Reverdi asintió con la cabeza.
– Pese a todo, hay una buena noticia -añadió Wong-Fat, levantando el dedo índice-. Los padres de Pernille Mosensen han enviado a Johore Bahru a un abogado danés para que se persone como acusación particular. También hay una asociación, alemana, me parece, que asoma la nariz. Intentan exhumar el expediente de Camboya. Al DPP no le va a hacer gracia, créame. La acusación está poniéndose antipática, y eso es muy bueno para nosotros.
Reverdi apenas escuchaba esos argumentos repetidos machaconamente. Decidió meterse un poco con su bufón.
– Cuando te masturbabas en casa de tu padre, ¿utilizabas los insectos?
– He venido a hacer mi trabajo. No me arrastrará a…
– Y cuando te tiras a las pequeñas vírgenes, ¿miras el color de su sangre?
El abogado pronunció un «well» sibilante frunciendo los labios y cerró la cartera. Era como un colegial ofendido.
– ¿Ya no te interesan mis confidencias? -preguntó Reverdi.
El chino levantó los ojos. Jacques le dirigió una sonrisa.
– ¿Y si te dijera que no fui yo quien mató a Pernille Mosensen?
– ¿Cómo?
– Un niño.
– ¿Qué dice?
Reverdi se frotó los hombros con las manos, como si de repente tuviera mucho frío. Las cadenas tintinearon sobre su pecho.
– El niño-muralla -susurró-. El niño que hay en mí…, que contiene la respiración…
Wong-Fat se inclinó, como un sacerdote contra la celosía del confesionario.
– Repita, por favor.
¿Te acuerdas de mi calva?
Hablaba con la cabeza metida entre los brazos cruzados, tendiendo la nuca hacia Jimmy.

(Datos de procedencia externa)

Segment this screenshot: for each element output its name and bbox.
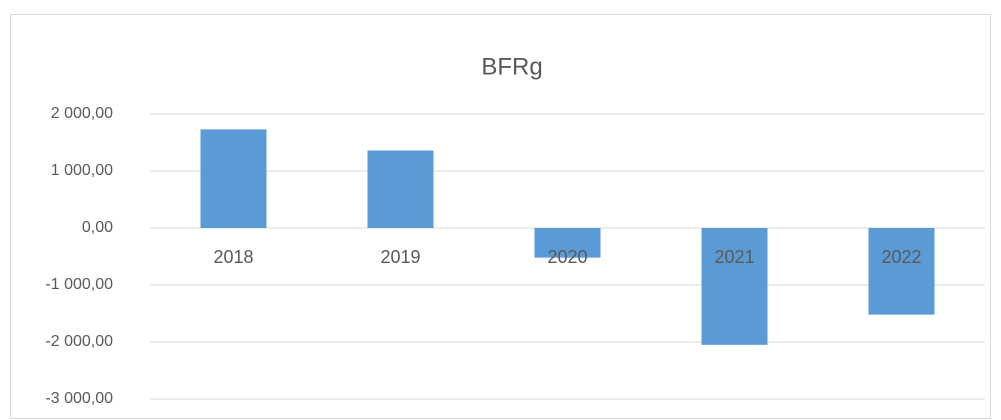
bar bbox=[200, 129, 267, 228]
x-tick-label: 2018 bbox=[213, 247, 253, 267]
y-tick-label: 2 000,00 bbox=[51, 105, 113, 122]
x-tick-label: 2022 bbox=[881, 247, 921, 267]
x-tick-label: 2019 bbox=[380, 247, 420, 267]
y-tick-label: -3 000,00 bbox=[45, 390, 113, 407]
y-tick-label: -2 000,00 bbox=[45, 333, 113, 350]
y-tick-label: 0,00 bbox=[82, 219, 113, 236]
chart-border bbox=[10, 14, 991, 419]
bar bbox=[367, 150, 434, 228]
y-tick-label: 1 000,00 bbox=[51, 162, 113, 179]
bar bbox=[868, 228, 935, 315]
bar bbox=[701, 228, 768, 345]
x-tick-label: 2020 bbox=[547, 247, 587, 267]
y-tick-label: -1 000,00 bbox=[45, 276, 113, 293]
chart-title: BFRg bbox=[481, 53, 542, 80]
x-tick-label: 2021 bbox=[714, 247, 754, 267]
bar bbox=[534, 228, 601, 258]
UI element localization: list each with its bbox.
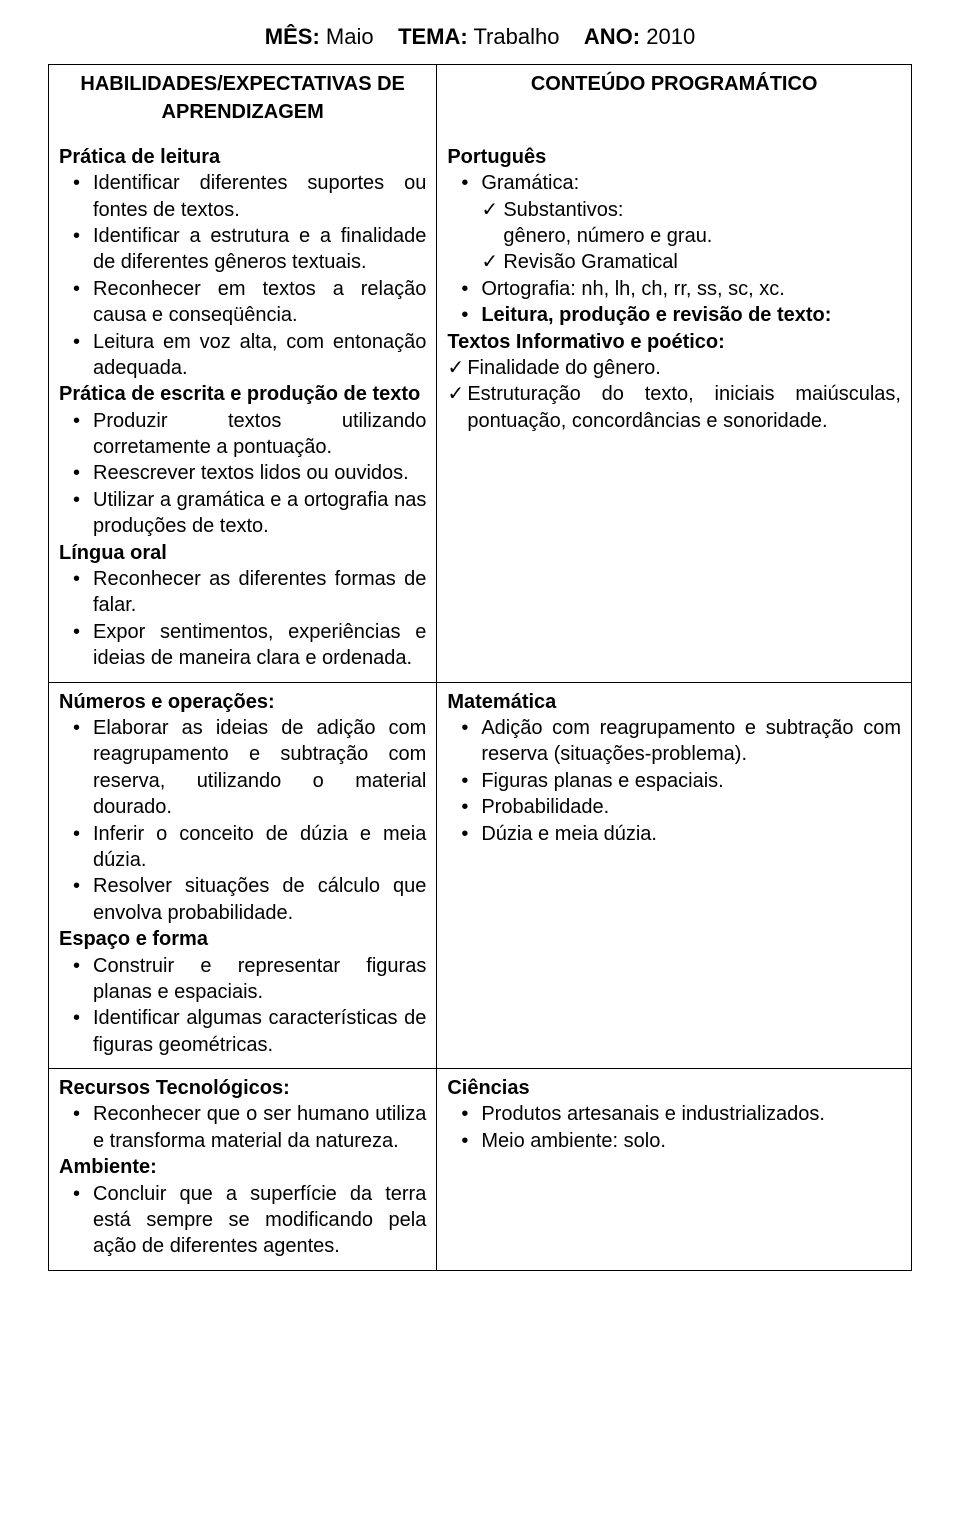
list-item: Produtos artesanais e industrializados. — [481, 1101, 901, 1127]
check-list: Finalidade do gênero. Estruturação do te… — [447, 355, 901, 434]
list-item: Revisão Gramatical — [503, 249, 901, 275]
check-list: Substantivos: — [447, 197, 901, 223]
list-item: Figuras planas e espaciais. — [481, 768, 901, 794]
right-heading: CONTEÚDO PROGRAMÁTICO — [447, 71, 901, 99]
list-item: Meio ambiente: solo. — [481, 1128, 901, 1154]
bullet-list: Identificar diferentes suportes ou fonte… — [59, 170, 426, 381]
list-item: Concluir que a superfície da terra está … — [93, 1181, 426, 1260]
table-row: Prática de leitura Identificar diferente… — [49, 138, 912, 682]
list-item: Identificar a estrutura e a finalidade d… — [93, 223, 426, 276]
subject-title: Ciências — [447, 1075, 901, 1101]
list-item: Reescrever textos lidos ou ouvidos. — [93, 460, 426, 486]
list-item: Resolver situações de cálculo que envolv… — [93, 873, 426, 926]
section-title: Língua oral — [59, 540, 426, 566]
bullet-list: Concluir que a superfície da terra está … — [59, 1181, 426, 1260]
subject-title: Português — [447, 144, 901, 170]
tema-label: TEMA: — [398, 24, 468, 49]
row1-left-cell: Prática de leitura Identificar diferente… — [49, 138, 437, 682]
bullet-list: Reconhecer as diferentes formas de falar… — [59, 566, 426, 672]
section-title: Prática de leitura — [59, 144, 426, 170]
bullet-list: Elaborar as ideias de adição com reagrup… — [59, 715, 426, 926]
list-item: Ortografia: nh, lh, ch, rr, ss, sc, xc. — [481, 276, 901, 302]
bullet-list: Adição com reagrupamento e subtração com… — [447, 715, 901, 847]
ano-value: 2010 — [646, 24, 695, 49]
ano-label: ANO: — [584, 24, 640, 49]
left-heading-1: HABILIDADES/EXPECTATIVAS DE — [59, 71, 426, 99]
bullet-list: Produzir textos utilizando corretamente … — [59, 408, 426, 540]
bullet-list: Gramática: — [447, 170, 901, 196]
list-item: Expor sentimentos, experiências e ideias… — [93, 619, 426, 672]
bullet-list: Reconhecer que o ser humano utiliza e tr… — [59, 1101, 426, 1154]
check-list: Revisão Gramatical — [447, 249, 901, 275]
sub-section-title: Textos Informativo e poético: — [447, 329, 901, 355]
list-item: Adição com reagrupamento e subtração com… — [481, 715, 901, 768]
list-item: Reconhecer as diferentes formas de falar… — [93, 566, 426, 619]
list-item: Identificar algumas características de f… — [93, 1005, 426, 1058]
section-title: Números e operações: — [59, 689, 426, 715]
mes-label: MÊS: — [265, 24, 320, 49]
list-item: Leitura em voz alta, com entonação adequ… — [93, 329, 426, 382]
mes-value: Maio — [326, 24, 374, 49]
sub-text: gênero, número e grau. — [447, 223, 901, 249]
list-item: Dúzia e meia dúzia. — [481, 821, 901, 847]
table-row: Números e operações: Elaborar as ideias … — [49, 682, 912, 1068]
section-title: Ambiente: — [59, 1154, 426, 1180]
list-item: Elaborar as ideias de adição com reagrup… — [93, 715, 426, 821]
document-page: MÊS: Maio TEMA: Trabalho ANO: 2010 HABIL… — [0, 0, 960, 1311]
row1-right-cell: Português Gramática: Substantivos: gêner… — [437, 138, 912, 682]
bold-text: Leitura, produção e revisão de texto: — [481, 304, 831, 326]
list-item: Gramática: — [481, 170, 901, 196]
list-item: Probabilidade. — [481, 794, 901, 820]
list-item: Finalidade do gênero. — [467, 355, 901, 381]
tema-value: Trabalho — [473, 24, 559, 49]
list-item: Inferir o conceito de dúzia e meia dúzia… — [93, 821, 426, 874]
section-title: Prática de escrita e produção de texto — [59, 381, 426, 407]
left-heading-cell: HABILIDADES/EXPECTATIVAS DE APRENDIZAGEM — [49, 65, 437, 138]
left-heading-2: APRENDIZAGEM — [59, 99, 426, 127]
row3-right-cell: Ciências Produtos artesanais e industria… — [437, 1069, 912, 1271]
list-item: Construir e representar figuras planas e… — [93, 953, 426, 1006]
list-item: Leitura, produção e revisão de texto: — [481, 302, 901, 328]
row3-left-cell: Recursos Tecnológicos: Reconhecer que o … — [49, 1069, 437, 1271]
content-table: HABILIDADES/EXPECTATIVAS DE APRENDIZAGEM… — [48, 64, 912, 1271]
bullet-list: Ortografia: nh, lh, ch, rr, ss, sc, xc. … — [447, 276, 901, 329]
list-item: Utilizar a gramática e a ortografia nas … — [93, 487, 426, 540]
table-heading-row: HABILIDADES/EXPECTATIVAS DE APRENDIZAGEM… — [49, 65, 912, 138]
list-item: Estruturação do texto, iniciais maiúscul… — [467, 381, 901, 434]
section-title: Espaço e forma — [59, 926, 426, 952]
bullet-list: Produtos artesanais e industrializados. … — [447, 1101, 901, 1154]
right-heading-cell: CONTEÚDO PROGRAMÁTICO — [437, 65, 912, 138]
row2-right-cell: Matemática Adição com reagrupamento e su… — [437, 682, 912, 1068]
list-item: Produzir textos utilizando corretamente … — [93, 408, 426, 461]
header-line: MÊS: Maio TEMA: Trabalho ANO: 2010 — [48, 24, 912, 50]
bullet-list: Construir e representar figuras planas e… — [59, 953, 426, 1059]
list-item: Substantivos: — [503, 197, 901, 223]
list-item: Identificar diferentes suportes ou fonte… — [93, 170, 426, 223]
table-row: Recursos Tecnológicos: Reconhecer que o … — [49, 1069, 912, 1271]
list-item: Reconhecer que o ser humano utiliza e tr… — [93, 1101, 426, 1154]
subject-title: Matemática — [447, 689, 901, 715]
list-item: Reconhecer em textos a relação causa e c… — [93, 276, 426, 329]
section-title: Recursos Tecnológicos: — [59, 1075, 426, 1101]
row2-left-cell: Números e operações: Elaborar as ideias … — [49, 682, 437, 1068]
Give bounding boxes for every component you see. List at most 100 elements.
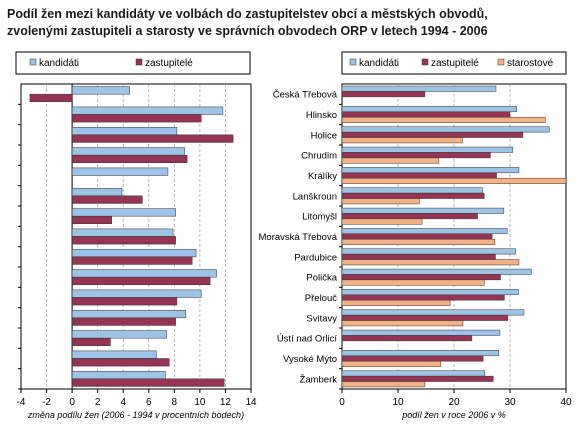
x-tick-label: 0 [69,397,75,408]
bar-zastupitele-prelouc [71,297,178,306]
legend-swatch-kandidati [349,58,357,66]
category-label-vysoke-myto: Vysoké Mýto [283,354,337,365]
x-tick-label: 2 [95,397,101,408]
bar-zastupitele-prelouc [341,294,505,301]
bar-kandidati-vysoke-myto [341,350,500,357]
bar-kandidati-litomysl [341,207,505,214]
legend-label-kandidati: kandidáti [359,58,399,69]
bar-zastupitele-usti-nad-orlici [341,335,473,342]
bar-starostove-moravska-trebova [341,238,496,245]
bar-kandidati-svitavy [71,309,187,319]
bar-kandidati-zamberk [71,370,166,380]
bar-kandidati-pardubice [341,248,516,255]
category-label-usti-nad-orlici: Ústí nad Orlicí [277,334,338,345]
bar-zastupitele-litomysl [341,213,478,220]
bar-kandidati-hlinsko [71,106,224,115]
x-tick-label: 0 [339,397,345,408]
legend-swatch-starostove [497,58,505,66]
bar-kandidati-moravska-trebova [71,228,174,237]
x-axis-label: podíl žen v roce 2006 v % [401,410,506,420]
bar-zastupitele-moravska-trebova [341,233,493,240]
bar-kandidati-chrudim [341,146,514,153]
bar-kandidati-prelouc [71,289,202,298]
bar-zastupitele-hlinsko [71,114,202,123]
chart-title-line1: Podíl žen mezi kandidáty ve volbách do z… [7,7,488,21]
bar-kandidati-prelouc [341,289,519,296]
x-tick-label: 20 [448,397,460,408]
bar-zastupitele-moravska-trebova [71,236,176,245]
bar-kandidati-usti-nad-orlici [71,330,167,339]
bar-kandidati-moravska-trebova [341,228,508,235]
category-label-hlinsko: Hlinsko [306,110,337,121]
bar-starostove-kraliky [341,177,567,184]
legend-label-zastupitele: zastupitelé [145,58,193,69]
bar-starostove-chrudim [341,157,440,164]
bar-kandidati-holice [341,126,550,133]
bar-starostove-prelouc [341,299,451,306]
category-label-moravska-trebova: Moravská Třebová [259,232,338,243]
bar-kandidati-lanskroun [341,187,483,194]
legend-label-starostove: starostové [507,58,554,69]
x-tick-label: -2 [42,397,51,408]
bar-starostove-lanskroun [341,198,420,205]
bar-kandidati-lanskroun [71,187,123,197]
x-tick-label: 10 [392,397,404,408]
bar-starostove-vysoke-myto [341,360,441,367]
bar-zastupitele-chrudim [341,152,491,159]
bar-zastupitele-ceska-trebova [341,91,426,98]
bar-starostove-pardubice [341,259,520,266]
bar-zastupitele-kraliky [341,172,497,179]
category-label-policka: Polička [306,273,337,284]
x-tick-label: -4 [17,397,26,408]
bar-zastupitele-zamberk [71,378,225,387]
bar-kandidati-holice [71,126,178,136]
bar-zastupitele-ceska-trebova [29,93,73,103]
x-tick-label: 4 [120,397,126,408]
x-tick-label: 40 [560,397,572,408]
x-tick-label: 30 [504,397,516,408]
bar-starostove-litomysl [341,218,423,225]
bar-zastupitele-lanskroun [341,192,485,199]
category-label-kraliky: Králíky [308,171,337,182]
bar-zastupitele-holice [341,131,524,138]
x-tick-label: 12 [220,397,232,408]
bar-starostove-holice [341,137,463,144]
bar-kandidati-hlinsko [341,106,517,113]
bar-kandidati-ceska-trebova [341,85,497,92]
bar-zastupitele-pardubice [71,256,193,265]
bar-zastupitele-vysoke-myto [71,358,170,367]
bar-zastupitele-vysoke-myto [341,355,484,362]
bar-zastupitele-holice [71,134,234,143]
bar-kandidati-vysoke-myto [71,350,157,359]
category-label-holice: Holice [311,130,337,141]
legend-swatch-zastupitele [421,58,429,66]
legend-box [341,51,567,75]
bar-zastupitele-pardubice [341,253,496,260]
category-label-prelouc: Přelouč [305,293,337,304]
bar-zastupitele-litomysl [71,215,112,225]
legend-box [15,51,251,75]
bar-starostove-zamberk [341,381,426,388]
legend-swatch-kandidati [29,58,37,66]
bar-zastupitele-svitavy [71,317,176,326]
category-label-litomysl: Litomyšl [302,212,337,223]
category-label-chrudim: Chrudim [301,151,337,162]
x-tick-label: 14 [245,397,257,408]
bar-zastupitele-policka [341,274,501,281]
bar-zastupitele-zamberk [341,375,494,382]
bar-zastupitele-svitavy [341,314,509,321]
bar-kandidati-kraliky [71,167,169,176]
bar-kandidati-policka [71,269,217,278]
category-label-lanskroun: Lanškroun [293,191,337,202]
bar-kandidati-ceska-trebova [71,86,130,95]
category-label-ceska-trebova: Česká Třebová [273,90,338,101]
left-chart-change: kandidáti zastupitelé -4 -2 0 2 4 6 8 10 12 14změna… [15,51,257,420]
chart-title: Podíl žen mezi kandidáty ve volbách do z… [7,6,582,40]
legend-label-kandidati: kandidáti [39,58,79,69]
x-tick-label: 10 [194,397,206,408]
bar-kandidati-policka [341,268,532,275]
bar-kandidati-litomysl [71,208,176,217]
bar-zastupitele-hlinsko [341,111,511,118]
bar-zastupitele-usti-nad-orlici [71,337,111,347]
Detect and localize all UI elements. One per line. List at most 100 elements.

– ¿Te acuerdas del choque del que te hablé? -Su voz quedaba ahogada por el pecho-. Fue en esa época cuando el niño-muralla nació. -Apretó los dedos sobre el cráneo-. Gracias a él escapé.
– ¿Escapó? ¿De quién?
– De las caras… detrás del entramado de rota. Las caras que se introducen bajo mi piel. De no ser por el niño, me habría convertido en…
– ¿En qué? ¿En qué se habría convertido?
Reverdi levantó la cabeza sonriendo.
– Olvídalo. Estaba bromeando.
El chino estaba pálido. El tumulto de sus pensamientos se traducía en tics en su rostro.
– Esto es intolerable. Se burla de mí. No comprendo su actitud. -Cogió la cartera y la bolsa de viaje-. Prefiero venir otro día.
Se levantó. Jacques estaba decepcionado: su numerito no le había divertido en absoluto al chino. Decididamente, ese montón de grasa no le interesaba.
– Se me olvidaba… Su correo. -Jimmy balanceó sobre la mesa un gran sobre de papel kraft-. Solicitudes de entrevistas, ofertas de abogados, cartas de amor… -Se echó a reír-. Una auténtica estrella.